For Tarek Seif, Secretary General of the Insurance Federation of Egypt, the future lies in micro-takaful, or Sharia-compliant microinsurance. “More than 50% of the world’s poorest people live in the Islamic world, and one of every five Muslims lives in extreme and chronic poverty,” he explained. “Islamic people have specific needs. They have no problem with the insurance concept itself, but the process to deliver the product and the contract must be Sharia-compliant. Climate change shows a high need for agricultural insurance for poor people. If takaful companies take proactive steps to develop such a product, I think it will fly!”

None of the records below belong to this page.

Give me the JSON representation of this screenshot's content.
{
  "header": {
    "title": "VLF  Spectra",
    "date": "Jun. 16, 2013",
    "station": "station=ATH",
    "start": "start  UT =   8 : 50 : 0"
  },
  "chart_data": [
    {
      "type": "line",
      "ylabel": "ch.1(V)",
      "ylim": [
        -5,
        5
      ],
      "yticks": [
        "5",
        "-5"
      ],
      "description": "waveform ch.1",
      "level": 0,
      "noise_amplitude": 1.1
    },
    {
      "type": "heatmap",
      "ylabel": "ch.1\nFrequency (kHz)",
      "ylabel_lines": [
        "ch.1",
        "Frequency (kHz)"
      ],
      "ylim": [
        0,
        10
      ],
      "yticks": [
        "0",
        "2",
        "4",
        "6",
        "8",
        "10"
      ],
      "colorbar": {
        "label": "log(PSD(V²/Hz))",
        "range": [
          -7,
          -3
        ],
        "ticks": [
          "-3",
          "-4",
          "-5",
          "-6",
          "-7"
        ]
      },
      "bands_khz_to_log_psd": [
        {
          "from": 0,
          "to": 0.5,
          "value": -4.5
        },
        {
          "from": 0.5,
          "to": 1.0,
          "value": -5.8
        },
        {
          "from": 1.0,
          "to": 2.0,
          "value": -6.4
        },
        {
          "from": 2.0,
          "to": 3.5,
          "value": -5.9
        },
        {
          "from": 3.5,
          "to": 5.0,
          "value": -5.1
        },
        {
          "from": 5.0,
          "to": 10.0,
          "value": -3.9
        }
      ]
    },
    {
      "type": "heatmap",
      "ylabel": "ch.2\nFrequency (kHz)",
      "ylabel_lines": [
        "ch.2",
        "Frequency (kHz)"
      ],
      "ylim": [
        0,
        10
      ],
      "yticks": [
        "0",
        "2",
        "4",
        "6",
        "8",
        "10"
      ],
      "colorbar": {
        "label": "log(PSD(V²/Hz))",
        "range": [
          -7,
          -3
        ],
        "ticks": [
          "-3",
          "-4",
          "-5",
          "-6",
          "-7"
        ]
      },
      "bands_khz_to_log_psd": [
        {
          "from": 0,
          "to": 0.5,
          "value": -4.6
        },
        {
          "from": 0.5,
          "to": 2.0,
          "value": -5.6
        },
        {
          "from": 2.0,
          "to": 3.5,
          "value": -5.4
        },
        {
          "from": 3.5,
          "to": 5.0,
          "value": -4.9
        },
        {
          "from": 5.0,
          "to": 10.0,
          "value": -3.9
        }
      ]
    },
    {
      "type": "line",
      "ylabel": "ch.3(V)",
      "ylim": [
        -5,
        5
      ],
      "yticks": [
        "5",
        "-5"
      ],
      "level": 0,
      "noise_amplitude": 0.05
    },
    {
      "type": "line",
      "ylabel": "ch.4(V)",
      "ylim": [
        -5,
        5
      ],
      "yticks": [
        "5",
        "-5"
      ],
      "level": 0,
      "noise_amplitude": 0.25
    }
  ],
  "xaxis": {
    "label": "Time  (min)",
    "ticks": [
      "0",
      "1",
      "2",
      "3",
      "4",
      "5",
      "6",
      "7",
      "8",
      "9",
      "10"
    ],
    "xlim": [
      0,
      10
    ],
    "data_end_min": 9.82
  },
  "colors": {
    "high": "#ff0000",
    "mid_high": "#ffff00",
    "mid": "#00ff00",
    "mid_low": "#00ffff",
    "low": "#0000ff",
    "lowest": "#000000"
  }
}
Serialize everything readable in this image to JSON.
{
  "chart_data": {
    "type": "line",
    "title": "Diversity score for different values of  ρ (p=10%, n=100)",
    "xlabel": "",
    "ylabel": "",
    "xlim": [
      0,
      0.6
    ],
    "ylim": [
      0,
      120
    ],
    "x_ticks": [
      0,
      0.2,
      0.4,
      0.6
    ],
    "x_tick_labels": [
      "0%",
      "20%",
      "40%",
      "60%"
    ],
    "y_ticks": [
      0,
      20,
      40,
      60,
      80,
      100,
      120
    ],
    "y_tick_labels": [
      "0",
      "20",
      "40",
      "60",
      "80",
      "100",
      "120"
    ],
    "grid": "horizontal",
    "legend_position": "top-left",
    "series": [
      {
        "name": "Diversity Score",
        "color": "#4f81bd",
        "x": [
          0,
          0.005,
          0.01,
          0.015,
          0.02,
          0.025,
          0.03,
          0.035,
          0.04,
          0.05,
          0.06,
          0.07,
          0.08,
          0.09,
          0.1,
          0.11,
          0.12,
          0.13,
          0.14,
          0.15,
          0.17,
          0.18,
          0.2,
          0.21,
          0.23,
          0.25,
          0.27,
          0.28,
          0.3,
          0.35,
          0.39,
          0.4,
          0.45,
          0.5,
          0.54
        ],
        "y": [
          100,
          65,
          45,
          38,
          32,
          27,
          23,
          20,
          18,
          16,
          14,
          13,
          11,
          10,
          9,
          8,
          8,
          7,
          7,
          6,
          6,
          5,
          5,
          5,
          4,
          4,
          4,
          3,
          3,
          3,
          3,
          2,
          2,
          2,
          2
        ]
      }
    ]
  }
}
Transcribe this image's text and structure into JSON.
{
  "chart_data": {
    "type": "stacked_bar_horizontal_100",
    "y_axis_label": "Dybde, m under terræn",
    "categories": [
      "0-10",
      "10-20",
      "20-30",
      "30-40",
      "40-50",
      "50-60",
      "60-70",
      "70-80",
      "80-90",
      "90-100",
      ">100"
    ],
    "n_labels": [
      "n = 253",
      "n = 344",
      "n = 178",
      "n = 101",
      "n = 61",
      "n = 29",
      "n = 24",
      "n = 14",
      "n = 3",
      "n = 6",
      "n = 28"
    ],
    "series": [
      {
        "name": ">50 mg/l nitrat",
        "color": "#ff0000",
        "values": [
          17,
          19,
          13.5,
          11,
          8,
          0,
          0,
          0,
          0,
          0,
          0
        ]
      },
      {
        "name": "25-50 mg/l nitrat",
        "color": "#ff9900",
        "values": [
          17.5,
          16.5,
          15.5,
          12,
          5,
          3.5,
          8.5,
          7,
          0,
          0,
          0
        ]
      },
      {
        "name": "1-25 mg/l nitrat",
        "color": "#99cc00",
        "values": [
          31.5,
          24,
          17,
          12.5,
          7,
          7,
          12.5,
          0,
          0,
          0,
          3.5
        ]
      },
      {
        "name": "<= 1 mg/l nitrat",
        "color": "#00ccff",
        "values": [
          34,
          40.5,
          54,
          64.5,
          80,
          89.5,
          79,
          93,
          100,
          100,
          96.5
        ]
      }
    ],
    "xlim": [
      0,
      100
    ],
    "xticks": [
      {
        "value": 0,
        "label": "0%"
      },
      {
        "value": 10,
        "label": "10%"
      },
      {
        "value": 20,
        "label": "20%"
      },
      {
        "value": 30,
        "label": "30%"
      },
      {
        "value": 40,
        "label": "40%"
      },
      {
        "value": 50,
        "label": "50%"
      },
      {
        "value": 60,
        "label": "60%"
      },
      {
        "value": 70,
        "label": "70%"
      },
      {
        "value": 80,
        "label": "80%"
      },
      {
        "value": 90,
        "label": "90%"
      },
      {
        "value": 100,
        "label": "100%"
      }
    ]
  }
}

UNDP’s Insurance Risk and Finance Facility (IRFF) is a relative newcomer to the inclusive insurance space, but its aims are ambitious. “We are thinking of how we can drive the integration of insurance into the development agenda, how insurance can help achieve the Sustainable Development Goals (SDGs), through partnership, convening, coordinating, trying to transform the markets and how they are operating,” said UNDP Insurance Specialist Miguel Solana. “Inclusive insurance solutions should be pro-poor and human centric; digitally transformative and data-driven; gender-mainstreaming; and driving scale. We cannot afford any more small programmes, we need to think bigger, we need to look at scaling up.”

It was left then to Lorenzo Chan to make an impassioned plea for transformation. “I want to see insurance as a product which is bought, not one which is sold. Then we will really have arrived!”

Closing the 2021 ICII, Dirk Reinhard listed some impressive statistics: 1,500 registrations (45% female) from 120 countries; more than 90 speakers; and 50% of the sessions moderated by women. Finally, he invited participants – for the third time! – to gather in Kingston, Jamaica, for the next conference, from 24-28 October 2022 – Covid-permitting.